It strikes me as odd that most, if not all of the commentators and analysts addressing the AT&T-BellSouth merger focus on an apparent future of content over digital wideband loops, without coldly assessing the skills of the company's to do so.
For example, I asked my partner today at lunch if he thought it would be reasonable for GM to enter the online video content business. He replied he thought not, because it's not something they have ever done before, and there is already competent competition. Just so.
Thus, I can't understand why anyone would think a phone company could enter the content business, either. Phone companies are the ultimate delivery business. Since inception, they have focused purely on connectivity, being a "pipe," not on the content over the pipe. Why would anyone think they have any relevant expertise in the hoped-for revenue-growth enhancing areas of video and other content-on-demand?
What is more likely, per Holman Jenkins' WSJ piece yesterday, is that AT&T, Verizon, which is spending like crazy on fiber, and the cable companies will all see the value of their physical high-speed connectivity assets fall with the coming of ubiquitous, high-speed wireless wideband access.
The game, for Verizon and AT&T, seems to be to add high-speed access revenues before the declining landline business forces them to the brink of insolvency. Cable companies are likely to be reduced to carriage, too, as much of their television content revenues become priced per-usage as online access consumption.

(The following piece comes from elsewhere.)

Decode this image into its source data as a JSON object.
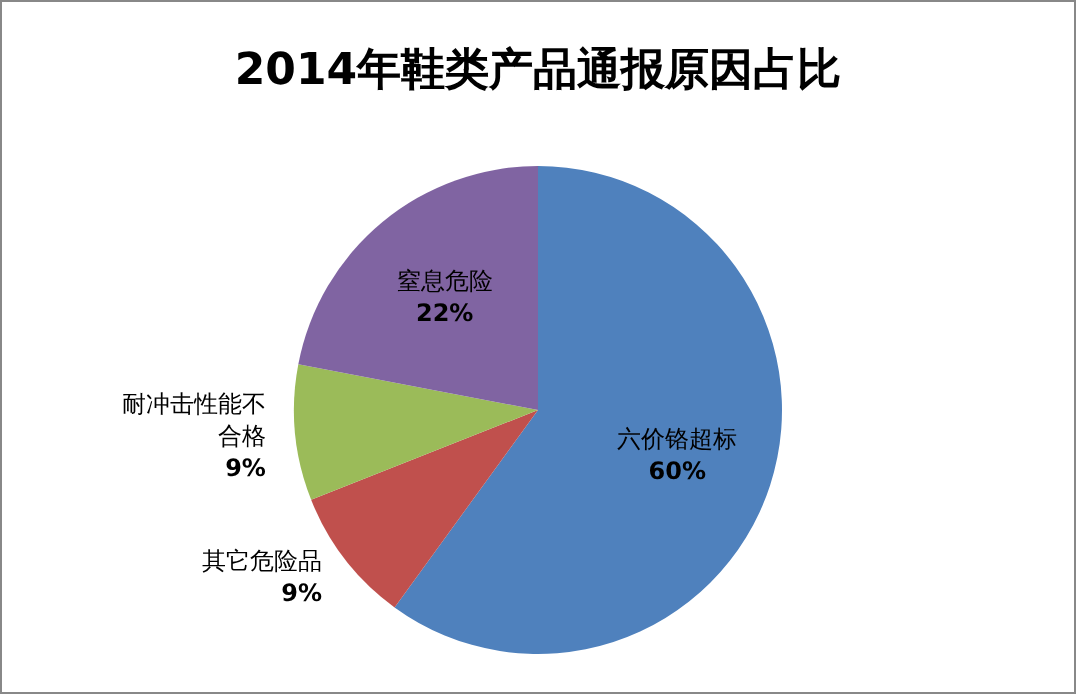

To me, this is appropriately Schumpterian. As Jenkins wrote yesterday, these investments are not guaranteed- they are, whether realized or not, just attempts at survival in a very uncertain competitive environment.
One thing continues to stick out in my mind this week, as I continue to reflect on the merger. Lately, I have reconnected with one of my earliest, post-graduate school supervisors for whom I worked at AT&T over 25 years ago. He's still in the area, with a telecom consulting firm. At the time he and I worked together, a then-upstart consulting firm, The Yankee Group, would publish regular pieces on AT&T and its premises equipment business efforts. However, the image I still recall is a chart showing net positive cashflow over time, beginning in about 1975. The line was headed solidly downward even then. AT&T was pouring cash into its efforts to fend off competition and prepare for some sort of deregulated environment. It was obvious to me, as I contemplated that macro view with my growing knowledge of our competitive positions in various product markets, that the entire business was headed for greater customer features, functions and services, at ever-shrinking margins and price levels.
I don't think that has ever stopped. This week's merger is really just a continuation, punctuated temporarily by Judge Greene's mistaken ruling, of that trend. The combination will help lessen some of the operating costs for AT&T, but it can't affect the continuing downward pressure on its revenues.
As I sit here writing these two posts, I sit only ten miles from the headquarters of the "old" AT&T, where I once worked. Mapquest tells me it is eighteen hundred miles from here to the "new" AT&T headquarters in San Antonio. It sure doesn't feel that the company has moved very far, or that very much has changed in terms of its fortunes.